Yes — that’s right, adservers know when you buy things after clicking on an ad — but that’s another post. Now more advanced behavioral companies will also want to track which sites you’ve been to and what behaviors (or segments) you belong to. Allowing adservers to track you using cookies means you won’t repeatedly see the same ad, and you should see more relevant ads to your interests as you continue your path along the internet.

So how do companies store this information? There are two ways — client-side or server-side. Client-side involves storing all the information about you in your cookie whereas server-side the cookie simply stores an ID and all information about you is stored on some database somewhere. Doubleclick as seen in the below screenshot seems to have gone the server-side route and simply stores my “id” which maps to some data they have on me in their databases. The server-side route is great if the advertiser wants to store a lot of data since there are size limiations on cookies and you don’t necessarily want to transfer 10kb back and forth on every ad call. It’s not so great as it requires some serious database infrastructure to handle 10-100k read/writes per second to a single database.

Doubleclick Cookie

Burst seems to have gone the client-side route and stores all ads I’ve seen from them directly in my cookie files. It’s actually interesting to note that the cookie data from Burst is not-encrypted (big nono!).

Burst Cookie Files

Ok, so what does this all mean for the end-user? Well, indeed, there are companies out there that are tracking most of everything that you do online. Ad companies like Tribal Fusion know what you’re interested in and what you like to browse for. Hell, if Google succeeds in pushing Checkout to the world they’ll know everything you’ve bought, how much you paid for it and much more! All in all this sounds scary but it really shouldn’t be. Why?

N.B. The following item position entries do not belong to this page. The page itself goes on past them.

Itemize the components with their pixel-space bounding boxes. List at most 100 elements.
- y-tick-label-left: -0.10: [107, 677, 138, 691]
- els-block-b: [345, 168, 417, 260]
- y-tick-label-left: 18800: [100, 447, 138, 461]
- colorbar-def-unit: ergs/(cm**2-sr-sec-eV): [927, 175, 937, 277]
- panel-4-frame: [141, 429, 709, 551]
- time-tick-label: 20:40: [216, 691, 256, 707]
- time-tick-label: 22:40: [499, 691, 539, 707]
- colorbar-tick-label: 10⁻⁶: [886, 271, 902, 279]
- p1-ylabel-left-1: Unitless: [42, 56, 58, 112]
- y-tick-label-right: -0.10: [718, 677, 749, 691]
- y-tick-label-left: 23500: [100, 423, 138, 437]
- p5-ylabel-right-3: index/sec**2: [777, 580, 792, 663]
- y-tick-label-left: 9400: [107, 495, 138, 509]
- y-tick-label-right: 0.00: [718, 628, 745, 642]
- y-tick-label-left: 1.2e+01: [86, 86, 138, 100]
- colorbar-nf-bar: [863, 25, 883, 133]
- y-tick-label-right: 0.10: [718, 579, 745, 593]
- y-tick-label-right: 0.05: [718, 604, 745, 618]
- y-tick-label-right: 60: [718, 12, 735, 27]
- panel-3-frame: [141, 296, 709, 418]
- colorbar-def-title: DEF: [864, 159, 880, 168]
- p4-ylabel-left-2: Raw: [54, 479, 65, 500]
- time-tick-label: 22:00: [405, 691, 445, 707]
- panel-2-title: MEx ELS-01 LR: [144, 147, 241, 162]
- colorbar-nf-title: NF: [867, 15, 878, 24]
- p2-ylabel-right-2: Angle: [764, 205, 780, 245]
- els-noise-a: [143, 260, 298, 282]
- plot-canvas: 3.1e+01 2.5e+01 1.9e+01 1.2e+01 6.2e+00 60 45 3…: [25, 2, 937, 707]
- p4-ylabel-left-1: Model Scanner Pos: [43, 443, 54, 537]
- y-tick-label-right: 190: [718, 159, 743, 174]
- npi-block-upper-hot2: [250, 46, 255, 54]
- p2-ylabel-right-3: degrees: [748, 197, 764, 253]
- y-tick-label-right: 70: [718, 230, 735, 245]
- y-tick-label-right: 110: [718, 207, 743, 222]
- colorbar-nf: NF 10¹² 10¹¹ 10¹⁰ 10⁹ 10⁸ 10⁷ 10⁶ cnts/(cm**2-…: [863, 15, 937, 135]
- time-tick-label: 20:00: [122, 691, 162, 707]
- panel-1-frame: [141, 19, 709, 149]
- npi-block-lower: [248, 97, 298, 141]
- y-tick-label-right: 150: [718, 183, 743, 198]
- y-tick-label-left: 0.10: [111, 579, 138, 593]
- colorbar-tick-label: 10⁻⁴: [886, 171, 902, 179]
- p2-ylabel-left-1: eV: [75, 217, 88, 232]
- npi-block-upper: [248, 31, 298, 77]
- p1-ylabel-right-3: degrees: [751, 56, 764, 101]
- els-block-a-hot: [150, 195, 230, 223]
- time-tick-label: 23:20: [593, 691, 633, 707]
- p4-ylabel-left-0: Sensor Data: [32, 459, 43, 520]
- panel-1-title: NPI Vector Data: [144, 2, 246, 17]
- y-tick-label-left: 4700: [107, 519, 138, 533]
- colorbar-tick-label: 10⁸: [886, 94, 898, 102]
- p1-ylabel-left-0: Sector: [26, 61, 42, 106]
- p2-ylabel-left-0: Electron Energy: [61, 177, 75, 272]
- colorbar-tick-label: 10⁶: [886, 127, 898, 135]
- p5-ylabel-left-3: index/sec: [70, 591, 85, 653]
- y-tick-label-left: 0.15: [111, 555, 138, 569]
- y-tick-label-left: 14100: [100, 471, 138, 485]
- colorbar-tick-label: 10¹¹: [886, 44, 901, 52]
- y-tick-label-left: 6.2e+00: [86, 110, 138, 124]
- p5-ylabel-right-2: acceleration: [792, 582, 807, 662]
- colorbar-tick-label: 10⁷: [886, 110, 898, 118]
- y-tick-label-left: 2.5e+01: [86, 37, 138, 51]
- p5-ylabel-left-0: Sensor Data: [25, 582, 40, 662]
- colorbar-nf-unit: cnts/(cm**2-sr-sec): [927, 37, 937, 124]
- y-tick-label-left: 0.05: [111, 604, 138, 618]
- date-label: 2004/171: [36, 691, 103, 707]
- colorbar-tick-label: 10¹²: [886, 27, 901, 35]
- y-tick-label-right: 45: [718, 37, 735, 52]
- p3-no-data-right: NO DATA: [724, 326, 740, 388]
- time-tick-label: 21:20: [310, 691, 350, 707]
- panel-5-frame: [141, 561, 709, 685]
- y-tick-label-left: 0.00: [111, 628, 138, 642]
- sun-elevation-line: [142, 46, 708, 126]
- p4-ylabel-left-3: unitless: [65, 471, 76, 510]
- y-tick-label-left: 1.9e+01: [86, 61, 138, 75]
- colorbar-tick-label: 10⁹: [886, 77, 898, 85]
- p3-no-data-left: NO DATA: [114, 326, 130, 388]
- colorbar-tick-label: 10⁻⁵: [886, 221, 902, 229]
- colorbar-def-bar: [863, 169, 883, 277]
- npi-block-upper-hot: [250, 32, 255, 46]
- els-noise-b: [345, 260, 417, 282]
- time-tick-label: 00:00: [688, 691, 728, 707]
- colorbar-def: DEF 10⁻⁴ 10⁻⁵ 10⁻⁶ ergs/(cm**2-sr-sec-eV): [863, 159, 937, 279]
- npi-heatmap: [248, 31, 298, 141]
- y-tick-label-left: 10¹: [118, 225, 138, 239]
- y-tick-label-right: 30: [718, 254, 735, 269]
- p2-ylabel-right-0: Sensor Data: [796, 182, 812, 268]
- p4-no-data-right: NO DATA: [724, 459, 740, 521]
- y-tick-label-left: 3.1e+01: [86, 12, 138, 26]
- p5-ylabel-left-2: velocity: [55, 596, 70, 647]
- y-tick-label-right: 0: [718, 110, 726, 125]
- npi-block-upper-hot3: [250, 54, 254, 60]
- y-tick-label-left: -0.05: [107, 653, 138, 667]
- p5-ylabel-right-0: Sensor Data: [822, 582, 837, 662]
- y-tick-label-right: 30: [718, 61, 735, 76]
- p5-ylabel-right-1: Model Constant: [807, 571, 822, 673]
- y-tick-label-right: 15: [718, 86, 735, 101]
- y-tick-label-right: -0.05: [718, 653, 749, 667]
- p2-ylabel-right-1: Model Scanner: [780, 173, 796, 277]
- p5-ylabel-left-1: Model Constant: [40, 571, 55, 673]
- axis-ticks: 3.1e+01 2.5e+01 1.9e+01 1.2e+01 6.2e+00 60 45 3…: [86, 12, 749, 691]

First off, none of the information _should_ be personally identifiable. Cookies are tied to your computer, not your name. So if you switch machines often, or clear your cookies, all history is immediately erased. Now, some argue that if your browsing history is stored it should be possible to figure out exactly who you are. Lets be honest, why go through all the trouble if there are much easier ways of figuring out what you’re doing online? If you’re worried, go download an anonymous browsing tool (there are plenty), or visit the little known-of ‘opt-out’ pages that almost all online advertising companies have. Some examples: Opt-out, Yieldmanager Opt-out, Doubleclick Opt-out. If you do go the opt-out route, don’t clear your cookies because that’s the only way they’ll know you don’t want them to track you!

So whichever route you take, don’t forget that the websites you visit can provide you with free content because of the money they receive from advertisers. Cookies are one tool that advertisers use to help track revenue and regularly clearing them can cost your favorite sites money. My personal choice? I clear my cookies every month or so but am perfectly happy to let companies track my behavior to show me more relevant ads. Hell, I’d much rather look at an ad for some new tech gadget than ‘punch the monkey’!